Machine learning in the cloud
A new age of human data research has arrived, says computer scientist Paul Harris, PhD, professor of Biomedical Informatics and director of the Office of Research Informatics. “Just about every health center will by now have collected 10 to 20 years of EHR data, and we have figured out policies and procedures allowing sharing for big clinically derived data assets. Given these large data assets and relatively inexpensive storage and computer costs, we’re currently in a golden age of being able to enable machine learning research at scale. You’re going to see more and more of it and wonderful discoveries made over the next decade.”
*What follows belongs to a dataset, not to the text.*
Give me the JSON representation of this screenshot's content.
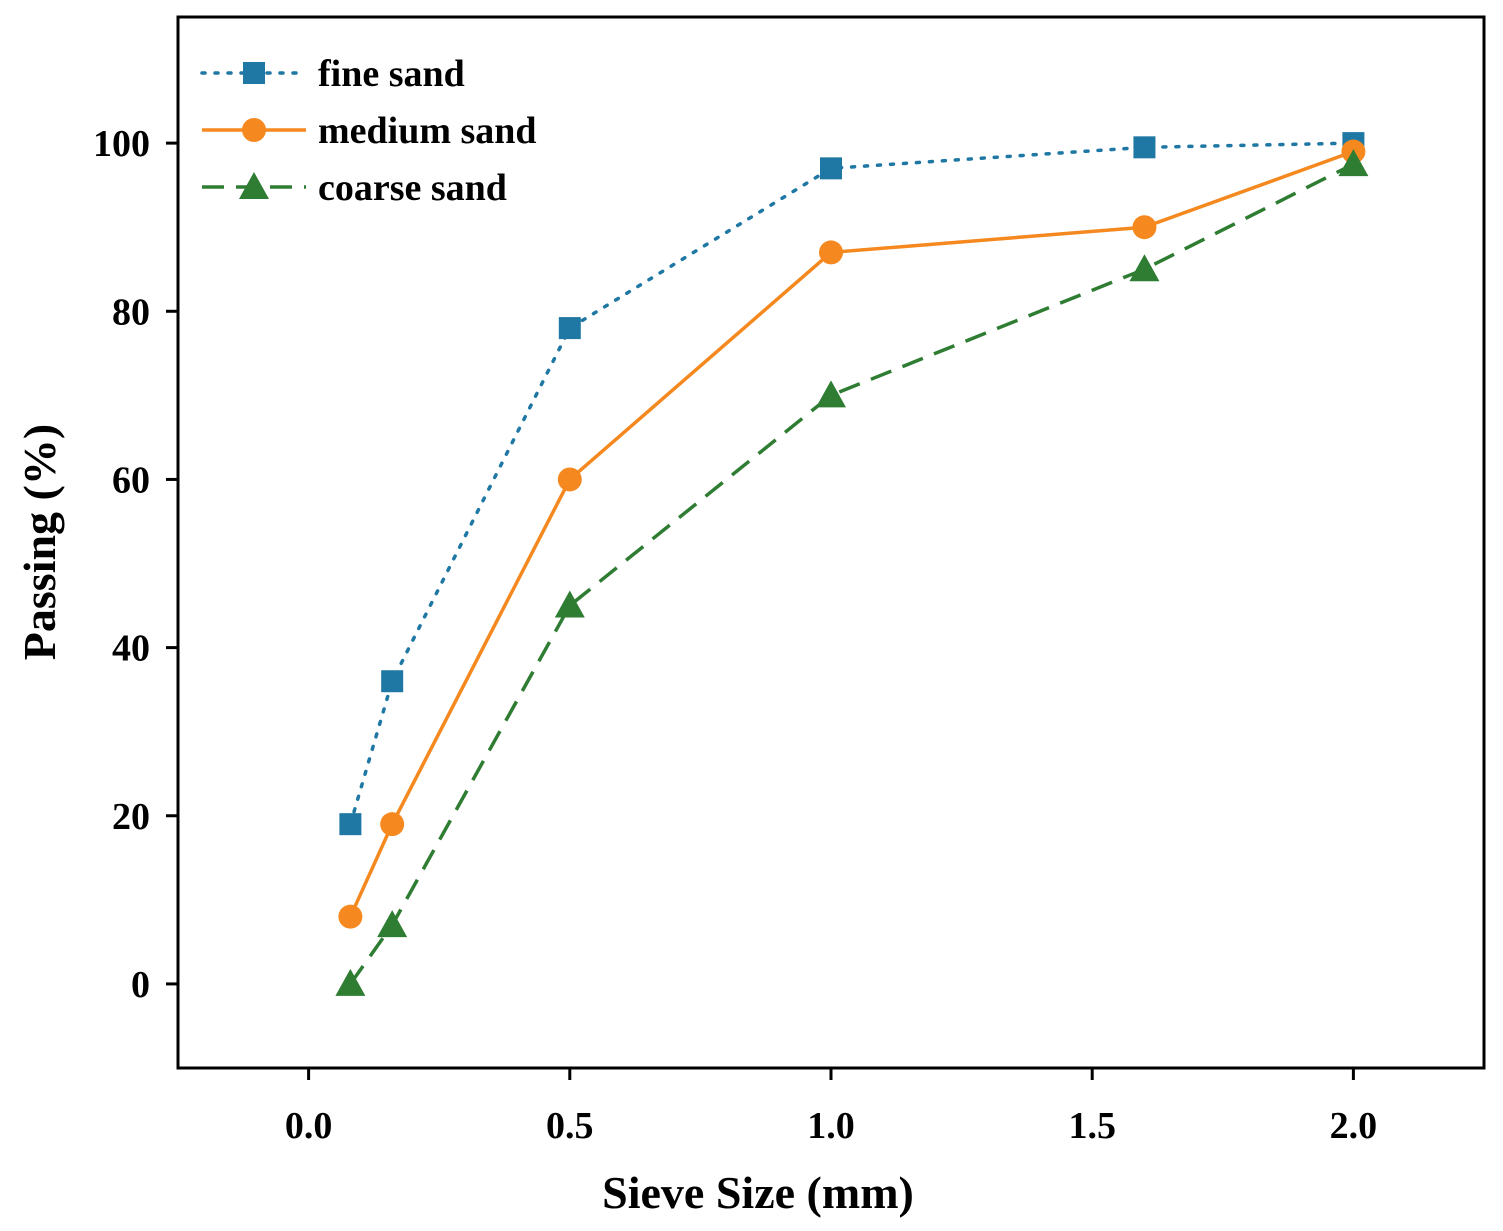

In an EHR research data warehouse, Vanderbilt University Medical Center has electronic health records of some 3.2 million patients available for study by qualified researchers. By next year the warehouse will have moved off its on-campus data appliance and onto Microsoft and Google cloud computing services, providing some important advantages. “The cloud gives you easy fee-based ways to scale up storage capacity and CPUs running on your data,” Harris said.
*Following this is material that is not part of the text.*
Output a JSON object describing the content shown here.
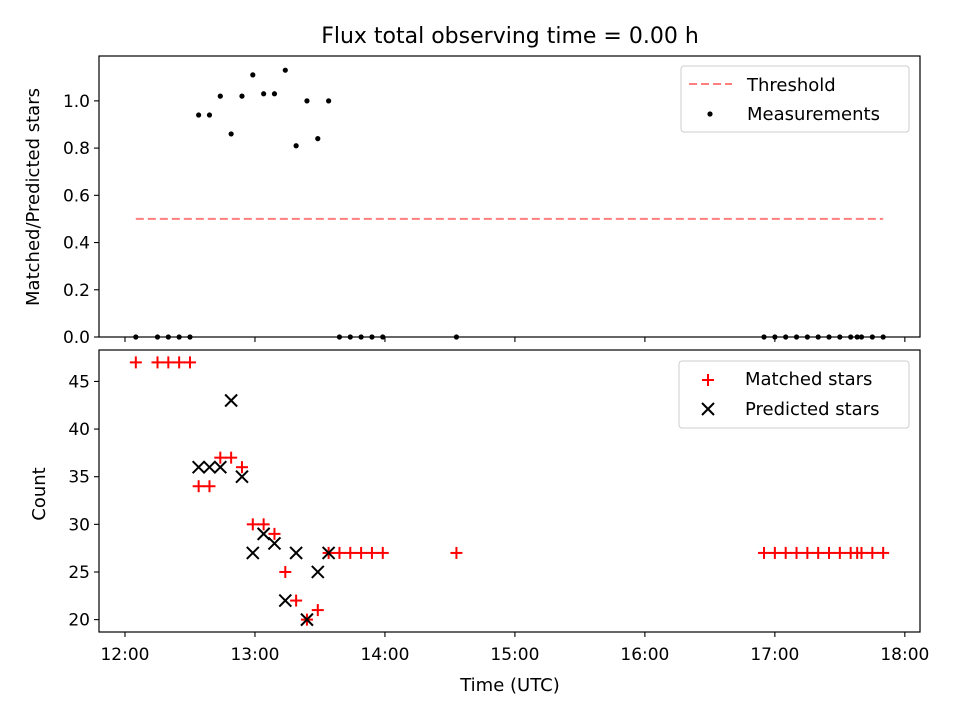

The move to the cloud is influenced by VUMC’s experience as a key partner in the federal government’s massive All of Us Research Program. All of Us data resides in the Google cloud, and that’s where any computational analysis of it occurs. Launched in May 2018, the program is a historic effort to gather data from 1 million or more people to accelerate research and improve health. To date, All of Us has enrolled well over 500,000 participants. Data access for qualified researchers is via the program’s Researcher Hub and Workbench, a product of the All of Us Data and Research Center, which is led by VUMC, working with the Broad Institute of MIT and Harvard and Verily Life Sciences (a subsidiary of Alphabet Inc.).
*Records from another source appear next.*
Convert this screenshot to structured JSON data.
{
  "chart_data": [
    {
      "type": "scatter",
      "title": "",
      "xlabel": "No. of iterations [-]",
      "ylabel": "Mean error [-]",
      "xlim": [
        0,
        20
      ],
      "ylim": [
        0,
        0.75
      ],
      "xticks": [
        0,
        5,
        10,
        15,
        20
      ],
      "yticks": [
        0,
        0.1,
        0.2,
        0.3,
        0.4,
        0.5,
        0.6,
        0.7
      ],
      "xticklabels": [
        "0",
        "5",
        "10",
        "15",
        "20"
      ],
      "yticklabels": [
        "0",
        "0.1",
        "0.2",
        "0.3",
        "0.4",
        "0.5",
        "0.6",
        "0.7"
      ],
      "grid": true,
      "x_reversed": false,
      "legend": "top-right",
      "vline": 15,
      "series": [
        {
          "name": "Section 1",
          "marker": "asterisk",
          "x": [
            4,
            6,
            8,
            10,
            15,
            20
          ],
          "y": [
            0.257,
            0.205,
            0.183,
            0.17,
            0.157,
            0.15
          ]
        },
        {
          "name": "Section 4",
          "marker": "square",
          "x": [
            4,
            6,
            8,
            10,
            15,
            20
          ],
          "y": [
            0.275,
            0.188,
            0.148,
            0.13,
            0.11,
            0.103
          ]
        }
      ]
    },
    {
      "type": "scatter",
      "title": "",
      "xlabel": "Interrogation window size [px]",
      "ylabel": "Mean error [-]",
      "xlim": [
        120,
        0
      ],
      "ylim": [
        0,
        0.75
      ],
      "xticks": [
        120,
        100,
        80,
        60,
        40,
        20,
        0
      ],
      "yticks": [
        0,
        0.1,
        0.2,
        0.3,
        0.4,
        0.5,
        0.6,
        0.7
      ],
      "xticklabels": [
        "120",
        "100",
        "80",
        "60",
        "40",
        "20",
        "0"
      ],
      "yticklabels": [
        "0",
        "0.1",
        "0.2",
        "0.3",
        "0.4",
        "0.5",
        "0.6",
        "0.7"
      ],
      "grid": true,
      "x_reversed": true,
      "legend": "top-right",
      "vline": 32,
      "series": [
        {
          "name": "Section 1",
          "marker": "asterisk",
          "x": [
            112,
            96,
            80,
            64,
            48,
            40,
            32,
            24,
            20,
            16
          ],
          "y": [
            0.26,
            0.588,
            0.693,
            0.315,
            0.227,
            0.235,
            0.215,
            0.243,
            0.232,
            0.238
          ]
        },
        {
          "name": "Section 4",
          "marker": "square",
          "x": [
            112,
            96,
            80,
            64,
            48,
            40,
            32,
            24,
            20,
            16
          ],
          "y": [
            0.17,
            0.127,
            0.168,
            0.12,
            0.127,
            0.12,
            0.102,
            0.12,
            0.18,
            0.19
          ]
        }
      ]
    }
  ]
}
“Our model in making data resources available in All of Us is bringing researchers to the data, rather than sending data to researchers,” said Harris, who serves as principal investigator for the Data and Research Center. “This secure, cloud-based storage and computing environment democratizes access for machine learning, giving access to data on a highly diverse population of participants, without local requirements for data storage and computer resources.”